Ou bien, veux-tu? mourons, asphyxions-nous; quittons la vie par lassitude, comme tant d’autres couples l’ont quittée par fanatisme amoureux. Il faut que notre âme périsse sous le poids de la matière, ou que notre corps, dévoré par l’esprit, se soustraie à l’horreur de la condition humaine.

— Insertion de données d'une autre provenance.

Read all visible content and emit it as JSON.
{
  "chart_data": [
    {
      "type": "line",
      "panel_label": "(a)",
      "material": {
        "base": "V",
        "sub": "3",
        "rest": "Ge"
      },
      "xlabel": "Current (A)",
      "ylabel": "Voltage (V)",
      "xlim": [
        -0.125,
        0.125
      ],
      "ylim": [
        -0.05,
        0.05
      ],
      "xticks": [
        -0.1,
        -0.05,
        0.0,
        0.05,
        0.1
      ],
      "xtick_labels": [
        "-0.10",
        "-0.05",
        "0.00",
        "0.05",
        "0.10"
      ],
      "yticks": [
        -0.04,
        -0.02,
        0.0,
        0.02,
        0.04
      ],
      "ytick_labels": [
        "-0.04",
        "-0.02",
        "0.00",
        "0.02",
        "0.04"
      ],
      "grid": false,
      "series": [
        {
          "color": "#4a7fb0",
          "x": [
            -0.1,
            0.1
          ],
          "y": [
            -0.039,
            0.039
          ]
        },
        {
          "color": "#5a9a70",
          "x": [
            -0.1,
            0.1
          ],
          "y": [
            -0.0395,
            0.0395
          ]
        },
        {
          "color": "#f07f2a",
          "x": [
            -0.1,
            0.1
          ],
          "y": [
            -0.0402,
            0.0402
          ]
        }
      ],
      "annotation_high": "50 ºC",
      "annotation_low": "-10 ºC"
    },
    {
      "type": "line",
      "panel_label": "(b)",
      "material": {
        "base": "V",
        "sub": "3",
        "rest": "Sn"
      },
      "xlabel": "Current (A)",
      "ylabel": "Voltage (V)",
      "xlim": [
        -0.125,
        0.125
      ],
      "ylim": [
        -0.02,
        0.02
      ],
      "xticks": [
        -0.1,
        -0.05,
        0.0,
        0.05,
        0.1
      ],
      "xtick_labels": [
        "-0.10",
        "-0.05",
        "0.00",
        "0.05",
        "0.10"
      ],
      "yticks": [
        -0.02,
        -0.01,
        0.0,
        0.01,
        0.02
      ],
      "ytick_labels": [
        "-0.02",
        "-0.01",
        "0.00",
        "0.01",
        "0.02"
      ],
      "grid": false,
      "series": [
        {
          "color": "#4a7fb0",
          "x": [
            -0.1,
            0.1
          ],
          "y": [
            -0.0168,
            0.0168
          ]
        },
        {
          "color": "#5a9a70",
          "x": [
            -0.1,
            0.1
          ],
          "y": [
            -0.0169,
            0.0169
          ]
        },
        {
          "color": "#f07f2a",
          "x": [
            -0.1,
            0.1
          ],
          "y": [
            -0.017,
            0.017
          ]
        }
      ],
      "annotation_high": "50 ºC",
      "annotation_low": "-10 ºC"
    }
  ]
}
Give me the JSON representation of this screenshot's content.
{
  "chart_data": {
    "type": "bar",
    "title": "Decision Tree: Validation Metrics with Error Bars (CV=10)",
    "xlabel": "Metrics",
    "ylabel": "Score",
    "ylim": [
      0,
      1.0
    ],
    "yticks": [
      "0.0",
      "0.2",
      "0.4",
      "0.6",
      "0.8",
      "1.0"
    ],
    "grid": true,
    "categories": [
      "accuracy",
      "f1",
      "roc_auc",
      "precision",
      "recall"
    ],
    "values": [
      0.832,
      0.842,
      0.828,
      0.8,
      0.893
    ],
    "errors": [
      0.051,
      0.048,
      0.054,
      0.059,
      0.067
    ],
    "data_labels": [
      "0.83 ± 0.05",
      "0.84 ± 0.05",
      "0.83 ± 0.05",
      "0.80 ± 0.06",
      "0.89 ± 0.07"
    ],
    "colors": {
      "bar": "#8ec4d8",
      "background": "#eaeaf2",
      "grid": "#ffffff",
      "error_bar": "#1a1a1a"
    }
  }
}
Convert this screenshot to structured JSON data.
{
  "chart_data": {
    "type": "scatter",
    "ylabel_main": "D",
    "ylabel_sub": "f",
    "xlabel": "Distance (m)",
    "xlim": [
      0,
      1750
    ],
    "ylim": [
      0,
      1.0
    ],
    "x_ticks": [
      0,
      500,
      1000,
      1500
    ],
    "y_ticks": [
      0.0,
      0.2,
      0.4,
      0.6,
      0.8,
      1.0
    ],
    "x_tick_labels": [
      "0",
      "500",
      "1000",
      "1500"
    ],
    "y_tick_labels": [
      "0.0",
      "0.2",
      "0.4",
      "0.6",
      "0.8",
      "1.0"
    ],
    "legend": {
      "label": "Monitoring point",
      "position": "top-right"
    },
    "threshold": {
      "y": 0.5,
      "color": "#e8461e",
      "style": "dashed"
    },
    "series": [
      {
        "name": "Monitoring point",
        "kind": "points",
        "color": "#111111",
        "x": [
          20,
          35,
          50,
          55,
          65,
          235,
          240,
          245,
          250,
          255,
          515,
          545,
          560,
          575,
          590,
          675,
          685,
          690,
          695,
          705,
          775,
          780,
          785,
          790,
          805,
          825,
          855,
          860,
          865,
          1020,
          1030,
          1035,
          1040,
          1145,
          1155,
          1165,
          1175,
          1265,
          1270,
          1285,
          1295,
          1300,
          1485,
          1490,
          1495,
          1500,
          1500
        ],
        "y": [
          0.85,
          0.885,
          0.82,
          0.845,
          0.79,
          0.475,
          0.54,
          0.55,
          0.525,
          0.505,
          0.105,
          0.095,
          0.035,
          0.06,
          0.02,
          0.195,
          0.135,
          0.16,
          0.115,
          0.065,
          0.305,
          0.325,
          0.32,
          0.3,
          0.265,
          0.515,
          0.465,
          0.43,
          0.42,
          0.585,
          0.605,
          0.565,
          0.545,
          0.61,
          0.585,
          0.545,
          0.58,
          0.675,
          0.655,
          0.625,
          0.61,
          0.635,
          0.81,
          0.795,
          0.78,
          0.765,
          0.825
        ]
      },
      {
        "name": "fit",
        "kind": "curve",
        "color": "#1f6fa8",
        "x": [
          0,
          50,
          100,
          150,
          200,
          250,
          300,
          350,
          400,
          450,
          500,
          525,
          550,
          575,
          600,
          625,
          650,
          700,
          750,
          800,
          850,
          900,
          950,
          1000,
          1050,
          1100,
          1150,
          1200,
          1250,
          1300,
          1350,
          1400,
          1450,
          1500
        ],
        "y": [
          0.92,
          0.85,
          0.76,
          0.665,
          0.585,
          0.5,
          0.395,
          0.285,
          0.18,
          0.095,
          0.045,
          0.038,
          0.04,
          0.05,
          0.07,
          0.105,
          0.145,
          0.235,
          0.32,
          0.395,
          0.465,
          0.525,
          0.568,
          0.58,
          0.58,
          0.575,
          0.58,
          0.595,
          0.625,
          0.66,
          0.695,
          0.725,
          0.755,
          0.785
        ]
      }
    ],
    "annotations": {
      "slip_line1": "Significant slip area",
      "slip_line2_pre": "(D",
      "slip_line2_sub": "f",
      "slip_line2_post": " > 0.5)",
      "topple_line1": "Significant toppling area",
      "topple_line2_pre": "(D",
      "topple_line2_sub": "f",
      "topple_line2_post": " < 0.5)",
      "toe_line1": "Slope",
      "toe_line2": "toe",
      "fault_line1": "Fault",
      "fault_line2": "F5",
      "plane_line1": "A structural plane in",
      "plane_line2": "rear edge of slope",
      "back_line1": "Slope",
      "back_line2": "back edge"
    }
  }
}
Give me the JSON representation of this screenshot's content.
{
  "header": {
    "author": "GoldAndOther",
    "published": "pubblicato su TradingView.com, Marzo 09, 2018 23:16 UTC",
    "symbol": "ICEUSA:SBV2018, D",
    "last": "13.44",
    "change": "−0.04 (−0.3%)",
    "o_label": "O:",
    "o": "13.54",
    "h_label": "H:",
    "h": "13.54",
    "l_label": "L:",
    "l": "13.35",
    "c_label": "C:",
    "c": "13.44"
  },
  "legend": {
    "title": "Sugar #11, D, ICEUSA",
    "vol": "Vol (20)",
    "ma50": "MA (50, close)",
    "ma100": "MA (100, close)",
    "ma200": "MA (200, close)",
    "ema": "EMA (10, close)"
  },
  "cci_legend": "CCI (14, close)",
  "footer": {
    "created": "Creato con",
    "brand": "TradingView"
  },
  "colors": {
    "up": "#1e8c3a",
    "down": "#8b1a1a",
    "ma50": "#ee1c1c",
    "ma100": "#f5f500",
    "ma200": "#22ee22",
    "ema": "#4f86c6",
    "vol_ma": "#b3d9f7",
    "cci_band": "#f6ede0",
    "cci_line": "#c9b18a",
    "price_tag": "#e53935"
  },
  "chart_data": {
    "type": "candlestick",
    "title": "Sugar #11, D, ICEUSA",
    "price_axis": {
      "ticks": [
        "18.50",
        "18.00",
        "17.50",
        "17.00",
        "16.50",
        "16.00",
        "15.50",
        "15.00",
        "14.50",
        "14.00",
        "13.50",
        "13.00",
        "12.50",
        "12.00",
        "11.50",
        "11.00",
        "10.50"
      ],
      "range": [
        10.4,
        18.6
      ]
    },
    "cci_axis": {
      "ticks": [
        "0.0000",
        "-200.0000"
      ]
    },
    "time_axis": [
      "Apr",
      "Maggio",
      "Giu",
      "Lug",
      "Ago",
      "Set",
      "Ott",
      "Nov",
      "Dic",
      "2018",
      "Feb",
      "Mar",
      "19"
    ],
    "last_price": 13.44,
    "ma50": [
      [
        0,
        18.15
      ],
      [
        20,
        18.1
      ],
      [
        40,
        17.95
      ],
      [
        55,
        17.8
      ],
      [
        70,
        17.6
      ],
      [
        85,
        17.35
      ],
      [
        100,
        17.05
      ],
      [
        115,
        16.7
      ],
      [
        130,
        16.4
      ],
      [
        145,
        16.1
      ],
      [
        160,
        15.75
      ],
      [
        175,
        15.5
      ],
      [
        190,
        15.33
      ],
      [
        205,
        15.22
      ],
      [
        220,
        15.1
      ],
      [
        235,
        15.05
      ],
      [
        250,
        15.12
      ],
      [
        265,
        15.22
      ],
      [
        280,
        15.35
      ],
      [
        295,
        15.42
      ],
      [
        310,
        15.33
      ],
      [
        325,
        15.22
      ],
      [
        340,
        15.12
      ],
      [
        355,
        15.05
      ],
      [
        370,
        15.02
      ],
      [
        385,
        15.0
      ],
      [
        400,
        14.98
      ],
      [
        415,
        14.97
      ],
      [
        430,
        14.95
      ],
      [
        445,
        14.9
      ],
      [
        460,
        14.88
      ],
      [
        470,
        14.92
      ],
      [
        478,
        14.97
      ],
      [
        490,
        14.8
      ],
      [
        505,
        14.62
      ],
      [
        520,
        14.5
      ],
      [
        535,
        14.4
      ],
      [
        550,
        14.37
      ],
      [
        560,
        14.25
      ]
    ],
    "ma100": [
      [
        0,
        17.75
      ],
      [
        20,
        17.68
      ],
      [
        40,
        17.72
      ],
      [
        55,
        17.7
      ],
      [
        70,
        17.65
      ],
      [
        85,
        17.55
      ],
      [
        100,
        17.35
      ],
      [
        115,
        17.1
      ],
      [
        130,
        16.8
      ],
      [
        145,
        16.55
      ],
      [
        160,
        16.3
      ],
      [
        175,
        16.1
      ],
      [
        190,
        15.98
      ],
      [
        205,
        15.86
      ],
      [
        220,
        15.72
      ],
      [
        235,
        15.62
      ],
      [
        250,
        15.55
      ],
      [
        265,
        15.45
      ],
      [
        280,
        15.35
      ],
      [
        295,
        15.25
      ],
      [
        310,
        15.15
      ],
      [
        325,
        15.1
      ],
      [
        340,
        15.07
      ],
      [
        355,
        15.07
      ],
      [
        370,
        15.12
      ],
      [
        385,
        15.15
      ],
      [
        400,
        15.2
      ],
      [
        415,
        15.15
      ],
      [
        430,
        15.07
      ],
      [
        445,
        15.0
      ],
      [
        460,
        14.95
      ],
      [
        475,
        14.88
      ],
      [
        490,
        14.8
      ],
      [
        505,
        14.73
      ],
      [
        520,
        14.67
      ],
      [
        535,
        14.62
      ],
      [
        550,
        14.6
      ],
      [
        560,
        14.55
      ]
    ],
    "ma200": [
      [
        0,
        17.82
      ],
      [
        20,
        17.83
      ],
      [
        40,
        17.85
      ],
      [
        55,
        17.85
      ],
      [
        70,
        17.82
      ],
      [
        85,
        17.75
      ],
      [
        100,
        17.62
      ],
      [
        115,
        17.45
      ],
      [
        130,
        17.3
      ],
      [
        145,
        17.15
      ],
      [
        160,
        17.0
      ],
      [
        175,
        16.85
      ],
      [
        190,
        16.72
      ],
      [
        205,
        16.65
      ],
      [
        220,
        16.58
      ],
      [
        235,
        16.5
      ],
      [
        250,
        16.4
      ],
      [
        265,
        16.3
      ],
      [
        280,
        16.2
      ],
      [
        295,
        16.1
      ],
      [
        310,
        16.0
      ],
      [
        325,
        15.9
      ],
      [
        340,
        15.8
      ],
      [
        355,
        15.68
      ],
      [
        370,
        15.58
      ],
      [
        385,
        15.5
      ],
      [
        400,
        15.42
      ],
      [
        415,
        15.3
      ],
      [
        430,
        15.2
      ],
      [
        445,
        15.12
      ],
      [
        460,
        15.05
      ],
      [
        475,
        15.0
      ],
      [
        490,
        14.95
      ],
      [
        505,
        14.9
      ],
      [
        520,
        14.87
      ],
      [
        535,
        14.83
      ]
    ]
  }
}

Il dort toujours! et moi, je ne saurais retrouver un instant de calme quand le contraste de la misère d’autrui et de ma richesse infâme vient livrer mon sein aux remords! O ciel! quelle brute est donc ce jeune homme qu’hier je trouvais si beau? Regardez-le, étoiles vacillantes qui fuyez dans l’immensité, et voilez-vous à jamais pour lui! Soleil, ne pénètre pas dans cette chambre, n’éclaire pas ce front flétri par la débauche, qui n’a jamais eu ni une pensée de reproche, ni une malédiction pour la Providence oublieuse!
Et toi vassal, victime, porteur de haillons; toi esclave, toi travailleur, regarde-le... regarde-moi, pâle, échevelée, désolée à cette fenêtre... regarde-nous bien tous les deux: un jeune homme riche et beau qui paie l’amour d’une femme, et une femme perdue qui méprise cet homme et son argent! Voilà les êtres que tu sers, que tu crains, que tu respectes... Ramasse donc les outils de ton travail, ces boulets de ton bagne éternel, et frappe! écrase ces êtres parasites qui mangent ton pain et te volent jusqu’à ta place au soleil! Tue cet homme qui dort bercé par l’égoïsme, tue aussi cette femme qui pleure, impuissante à sortir du vice!
LXI.
L’ermite vit entrer un soir dans sa cellule un jeune homme qu’il reconnut à peine; car ses vêtements, ses manières, sa démarche, sa voix et jusqu’à ses traits, tout en lui était changé, tout s’était pour ainsi dire dénationalisé, pour prendre le reflet d’une civilisation étrangère.
Quand Sténio eut partagé le frugal souper de Magnus, il prit son bras et descendit avec lui au bord du lac. Il aimait à revoir ce lieu inculte, ces grands cèdres penchés sur le précipice, ces sables argentés par la lune, et cette eau immobile où les étoiles se reflétaient calmes comme dans un autre éther. Il aimait le faible bruissement des insectes dans les joncs, et le vol silencieux des chauves-souris décrivant des cercles mystérieux sur sa tête. Dans la cellule de l’ermite, au bord du ravin, au fond du lac sans rivages, son âme cherchait une pensée d’espoir, un sourire de la destinée. Comme son front était calme et sa bouche muette depuis longtemps, Magnus crut que Dieu avait eu pitié de lui et qu’il avait ouvert enfin à ce cœur souffrant le trésor des espérances divines; mais tout à coup Sténio, l’arrêtant sous le rayon pur et blanc de la lune, lui dit, en le pénétrant de son regard cynique:
«Moine, raconte-moi donc ton amour pour Lélia, et comment, après t’avoir rendu athée et renégat, elle te fit devenir fou?